Course politique et envolée boursière

Bien plus médiatisé que la parole scientifique, les mouvements boursiers des différentes biotech font débat. Les candidats qui ont accédé à la phase III des tests, vue comme une « phase finale » mettant en position de favorites les sociétés en question, sont un message fort des politiques à l’international. Moderna Therapeutics et AstraZeneca aux États-Unis, face à CanSin Bio en Chine. L’Allemand BioNTech, indépendant jusqu’alors, s’est très rapidement fait rejoindre par les États-Unis qui ont investi à hauteur de 1,95 milliard de dollars pour s’assurer 100 millions de doses de son potentiel vaccin.

Mais d’un autre côté, les sociétés de biotechnologies ont pu profiter des places boursières pour lever des fonds. Le 18 mai, lors de l’annonce de Moderna quant à ses « premiers essais concluants », son PDG Stéphane Bancel rapportait à la radio RTL que l’envolée leur avait permis « en quelques heures de lever plus d’un milliard de dollars pour préparer la fabrication, acheter des matières premières dès 2021, y compris pour le marché européen grâce à son accord avec une entreprise suisse ». Depuis, l’action de Moderna est redescendue de son pic, de 80 à 69 dollars. Mais les perspectives sont bonnes : Bruxelles a indiqué lundi 24 août avoir commandé 80 millions de doses de vaccin, une discussion qui se concrétisera en cas de retours positifs sur la phase III des tests de la société.

Moderna stock
© Google

Bad buzz chez Moderna, à l’abri des médias

Mais la réalité à très vite rattrapée Moderna. Le 23 mai, cinq jours après sa séance brillante sur le NASDAQ, la biotech s’est attiré les critiques de la « Gray Lady ». Le New York Times avait publié un papier très critique sur la façon dont la société avait caché son offre d’actions, qui lui avait effectivement permis de lever des fonds. « Cette offre n’avait pas été mentionnée dans les séances d’information de Moderna aux investisseurs et aux journalistes ce matin-là, et le président de la société a déclaré plus tard qu’elle n’avait été décidée que durant l’après-midi » écrivaient conjointement les journalistes Katie Thomas et Denise Grady.
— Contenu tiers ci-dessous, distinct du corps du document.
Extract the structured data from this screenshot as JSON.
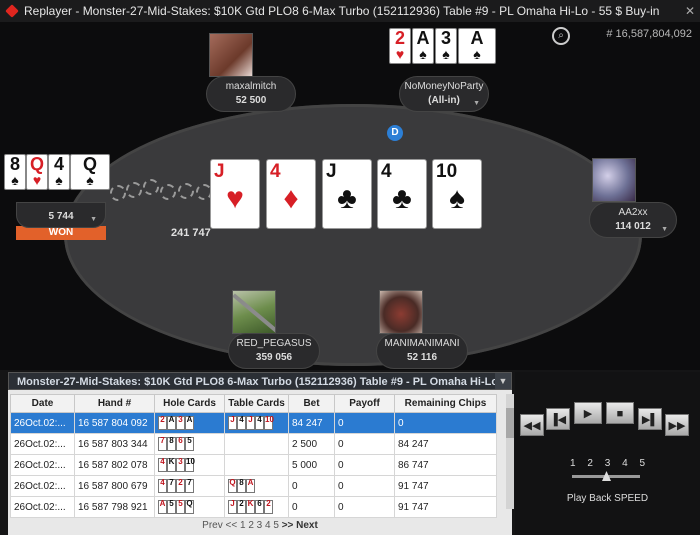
{
  "window": {
    "title": "Replayer - Monster-27-Mid-Stakes: $10K Gtd PLO8 6-Max Turbo (152112936) Table #9 -  PL  Omaha Hi-Lo - 55 $ Buy-in",
    "close": "✕"
  },
  "table": {
    "hand_number": "# 16,587,804,092",
    "pot": "241 747",
    "dealer": "D",
    "board": [
      {
        "r": "J",
        "s": "♥",
        "c": "red"
      },
      {
        "r": "4",
        "s": "♦",
        "c": "red"
      },
      {
        "r": "J",
        "s": "♣",
        "c": "blk"
      },
      {
        "r": "4",
        "s": "♣",
        "c": "blk"
      },
      {
        "r": "10",
        "s": "♠",
        "c": "blk"
      }
    ],
    "players": [
      {
        "name": "maxalmitch",
        "stack": "52 500"
      },
      {
        "name": "NoMoneyNoParty",
        "stack": "(All-in)",
        "cards": [
          {
            "r": "2",
            "s": "♥",
            "c": "red"
          },
          {
            "r": "A",
            "s": "♠",
            "c": "blk"
          },
          {
            "r": "3",
            "s": "♠",
            "c": "blk"
          },
          {
            "r": "A",
            "s": "♠",
            "c": "blk"
          }
        ]
      },
      {
        "name": "AA2xx",
        "stack": "114 012"
      },
      {
        "name": "MANIMANIMANI",
        "stack": "52 116"
      },
      {
        "name": "RED_PEGASUS",
        "stack": "359 056"
      },
      {
        "name": "",
        "stack": "5 744",
        "badge": "WON",
        "cards": [
          {
            "r": "8",
            "s": "♠",
            "c": "blk"
          },
          {
            "r": "Q",
            "s": "♥",
            "c": "red"
          },
          {
            "r": "4",
            "s": "♠",
            "c": "blk"
          },
          {
            "r": "Q",
            "s": "♠",
            "c": "blk"
          }
        ]
      }
    ]
  },
  "history": {
    "title": "Monster-27-Mid-Stakes: $10K Gtd PLO8 6-Max Turbo (152112936) Table #9 -  PL  Omaha Hi-Lo -",
    "columns": [
      "Date",
      "Hand #",
      "Hole Cards",
      "Table Cards",
      "Bet",
      "Payoff",
      "Remaining Chips"
    ],
    "rows": [
      {
        "date": "26Oct.02:...",
        "hand": "16 587 804 092",
        "hole": [
          "2",
          "A",
          "3",
          "A"
        ],
        "table": [
          "J",
          "4",
          "J",
          "4",
          "10"
        ],
        "bet": "84 247",
        "payoff": "0",
        "remaining": "0"
      },
      {
        "date": "26Oct.02:...",
        "hand": "16 587 803 344",
        "hole": [
          "7",
          "8",
          "6",
          "5"
        ],
        "table": [],
        "bet": "2 500",
        "payoff": "0",
        "remaining": "84 247"
      },
      {
        "date": "26Oct.02:...",
        "hand": "16 587 802 078",
        "hole": [
          "4",
          "K",
          "3",
          "10"
        ],
        "table": [],
        "bet": "5 000",
        "payoff": "0",
        "remaining": "86 747"
      },
      {
        "date": "26Oct.02:...",
        "hand": "16 587 800 679",
        "hole": [
          "4",
          "7",
          "2",
          "7"
        ],
        "table": [
          "Q",
          "8",
          "A"
        ],
        "bet": "0",
        "payoff": "0",
        "remaining": "91 747"
      },
      {
        "date": "26Oct.02:...",
        "hand": "16 587 798 921",
        "hole": [
          "A",
          "5",
          "5",
          "Q"
        ],
        "table": [
          "J",
          "2",
          "K",
          "6",
          "2"
        ],
        "bet": "0",
        "payoff": "0",
        "remaining": "91 747"
      }
    ],
    "pager": {
      "prev": "Prev <<",
      "pages": "1 2 3 4 5",
      "next": ">> Next"
    }
  },
  "controls": {
    "speed_ticks": [
      "1",
      "2",
      "3",
      "4",
      "5"
    ],
    "speed_label": "Play Back SPEED",
    "speed_value": 3
  }
}
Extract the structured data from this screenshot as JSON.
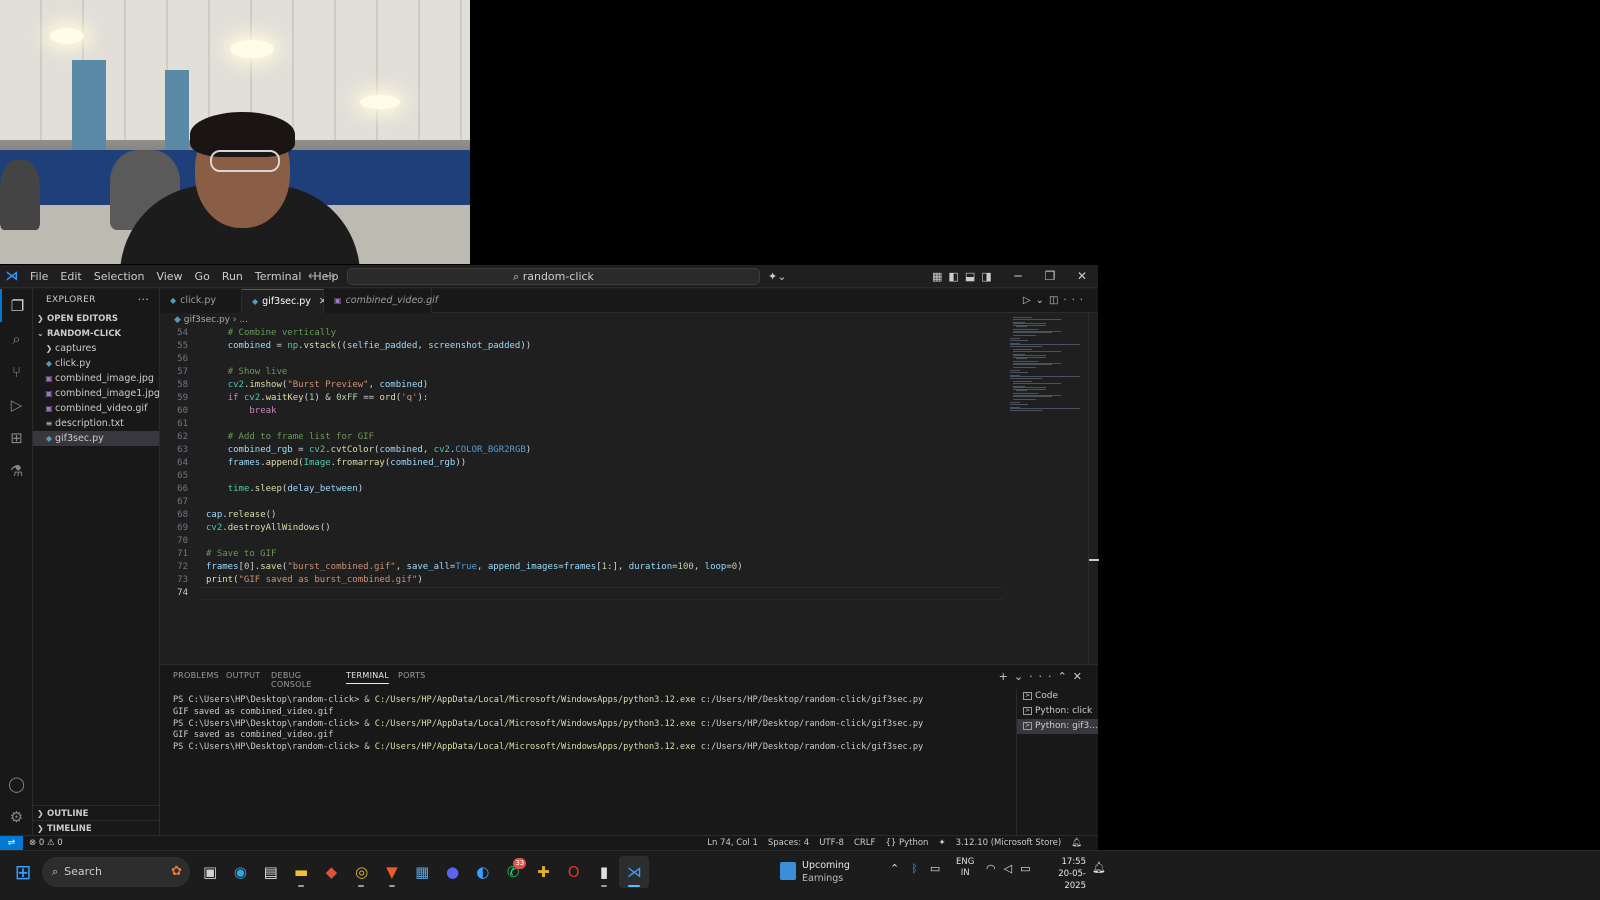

Dans la foulée, d’autres médias s’étaient mis vent debout pour dénoncer un cas particulier résultant d’un problème bien plus global. L’ironie d’une industrie de biotechnologie plus industrielle que sanitaire, cherchant à s’attirer le regard d’investisseurs spéculatifs croyant « à un remède miracle dans un laps de temps miracle », disait David Maris, directeur général de Phalanx Investment Partners et analyste de longue date couvrant l’industrie pharmaceutique. Le lendemain de l’annonce des « premiers essais concluants pour Moderna », aucun commentaire de l’organisme gouvernemental réalisant ces essais ne parut dans la presse ou dans des revues spécialisées.

Moderna Therapeutics biotech
Des locaux de la biotech Moderna © Moderna Therapeutics

Entre espoirs et incertitudes

Tout n’est pas tout noir pour autant, et le bras de fer entre business et médecine se dispute jusqu’à la tête des États. Face à un Trump ayant tendance à vouloir précipiter le calendrier en vue des élections présidentielles du 3 novembre prochain, l’organisme fédéral de la Food and Drug Administration (FDA) continue de prendre le temps de superviser les recherches de façon pérenne. Le programme Warp Speed américain, sur lequel le président met la pression, s’organise actuellement pour centraliser les tests dans un programme au sein d’un seul et unique laboratoire.

Le travail devrait être achevé “dans les prochains mois, ou plus tôt”, annonçait John Mascola, responsable de la recherche sur les vaccins pour l’Institut national des allergies et des maladies infectieuses, qui a contribué à la mise en place de l’opération Warp Speed. Un programme qui ne dépassera malheureusement pas les frontières, dans un contexte où les États-Unis ont quitté l’OMS le 7 juillet dernier, après avoir été les plus gros bailleurs de fonds de l’agence spécialisée sous l’égide de l’ONU à Genève.